Er sitzt am Tisch und schreibt. Immer schreibt er. "Du musst alles aufschreiben, was ich dir vorsag´." Sie ist umgezogen und wohnt jetzt in seinem Kopf. Manchmal tanzt sie, aber nie auf seiner Nase herum. "Lass die Kalauer weg, sag ich dir." Er traut sich nicht, ihr zu widersprechen. Er ist ganz brav oder tut wenigstens so. Das macht sie nur noch wütender. Sie steigt auf einen Stuhl und ruft: "Bambula. Tabula rasa. Banditen." Da muss er doch nochmal lachen. Er könnte auch aufstehen und weg gehen, aber dann wäre er ja kein Autor mehr. Er schreibt. Er bleibt sitzen und schreibt. (Er ist immer schon sitzen geblieben.) Sie hüpft auf dem Stuhl herum und schreit: "Wer nicht hüpft, ist Sozialdemokrat." Er bleibt sitzen. Das verfängt schon lang nicht mehr bei ihm. Er macht bei nix mit und sich über alles lustig. Er schreibt auf: "Meine Haushälterin hat den Kühlschrank abgetaut und die Küche unter Wasser gesetzt. Ein Mann im Haus ersetzt keinen Putzlappen." 

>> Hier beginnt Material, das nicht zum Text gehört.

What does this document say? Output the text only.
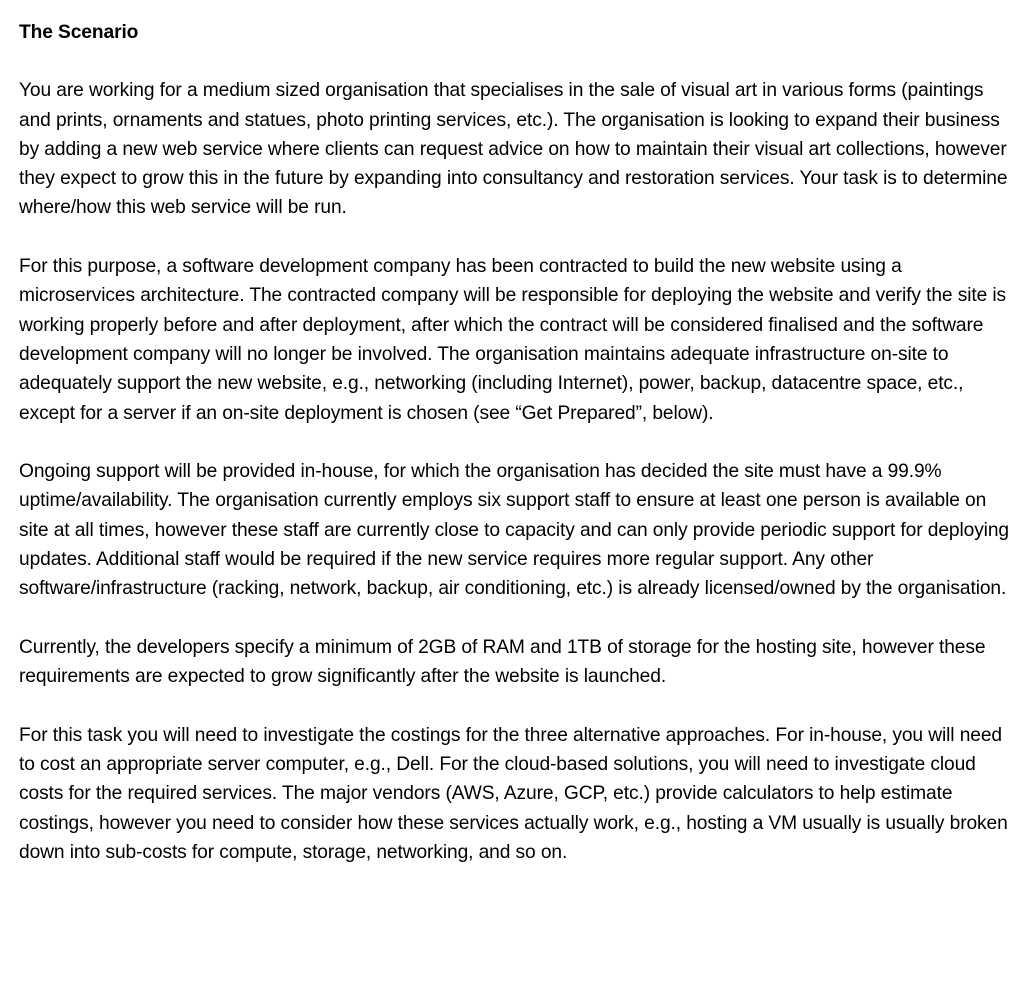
The Scenario

You are working for a medium sized organisation that specialises in the sale of visual art in various forms (paintings and prints, ornaments and statues, photo printing services, etc.). The organisation is looking to expand their business by adding a new web service where clients can request advice on how to maintain their visual art collections, however they expect to grow this in the future by expanding into consultancy and restoration services. Your task is to determine where/how this web service will be run.

For this purpose, a software development company has been contracted to build the new website using a microservices architecture. The contracted company will be responsible for deploying the website and verify the site is working properly before and after deployment, after which the contract will be considered finalised and the software development company will no longer be involved. The organisation maintains adequate infrastructure on-site to adequately support the new website, e.g., networking (including Internet), power, backup, datacentre space, etc., except for a server if an on-site deployment is chosen (see “Get Prepared”, below).

Ongoing support will be provided in-house, for which the organisation has decided the site must have a 99.9% uptime/availability. The organisation currently employs six support staff to ensure at least one person is available on site at all times, however these staff are currently close to capacity and can only provide periodic support for deploying updates. Additional staff would be required if the new service requires more regular support. Any other software/infrastructure (racking, network, backup, air conditioning, etc.) is already licensed/owned by the organisation.

Currently, the developers specify a minimum of 2GB of RAM and 1TB of storage for the hosting site, however these requirements are expected to grow significantly after the website is launched.

For this task you will need to investigate the costings for the three alternative approaches. For in-house, you will need to cost an appropriate server computer, e.g., Dell. For the cloud-based solutions, you will need to investigate cloud costs for the required services. The major vendors (AWS, Azure, GCP, etc.) provide calculators to help estimate costings, however you need to consider how these services actually work, e.g., hosting a VM usually is usually broken down into sub-costs for compute, storage, networking, and so on.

Sie ist ein Loch in seinem Kopf und er ist ein Loch in der Vorsehung. Jedes Loch muss einmal gefüllt werden, sogar ein schwarzes. "Schreib das auf: Ein Mann, ein Loch." Wenn er sich auf den Stuhl stellte, könnte er hüpfen und rufen: "Ich bin eine Emanze." Er bleibt sitzen. Es sitzt sich gut, wenn man schreibt. Man schreibt alles auf, was so passiert, vor allem, wenn gar nix passiert. Das ist das Geniale: Alles Kopfgeburten. Ohne Schleim und Blasen und das Gefühl. "Ich mach dir jetzt einen heftigen Schmerz, damit du was spürst." Sie hämmert mit einem Presslufthammer direkt in seine Synapsen. "Rawumm. Bambula. Tabula rasa. Banditen." So viel Spaß hatten sie lang schon nicht mehr. Die schöne Literatur wird aus dem Leid geboren. Wer in der Vorstadt auf dem Stuhl hockt, braucht eine grausame Kopfbewohnerin. Da hat er aber wirklich Glück gehabt. "Die Haushälterin rückt sich die Schürze zurecht, als sie endlich vom trocken gewischten Boden hochkommt. So eine Sauerei." Bevor sie geht, könnte sie ihm aber noch ein kühles Bier bringen. Er schreibt. Es kommt kein Bier. Der Kühlschrank ist abgetaut. Der Stecker rausgezogen. "Vielleicht zieh ich um." Da kriegt er es mit der Angst zu tun. Er geht auf die Knie. "Bitte bleib." "Ich überleg´s mir nochmal.", sagt die kleine Frau in seinem Kopf und setzt sich. Sie schreibt. Sie schreibt alles auf.

("Ich mag´s nicht", sagst du, "wenn du so zynisch wirst." "Ich?", frage ich. "Ich bin nie zynisch." "Die Sache mit der Haushälterin..." "Das kann ich ändern." "Lass nur." Zwischen uns ist auch nix mehr, wie es mal war.)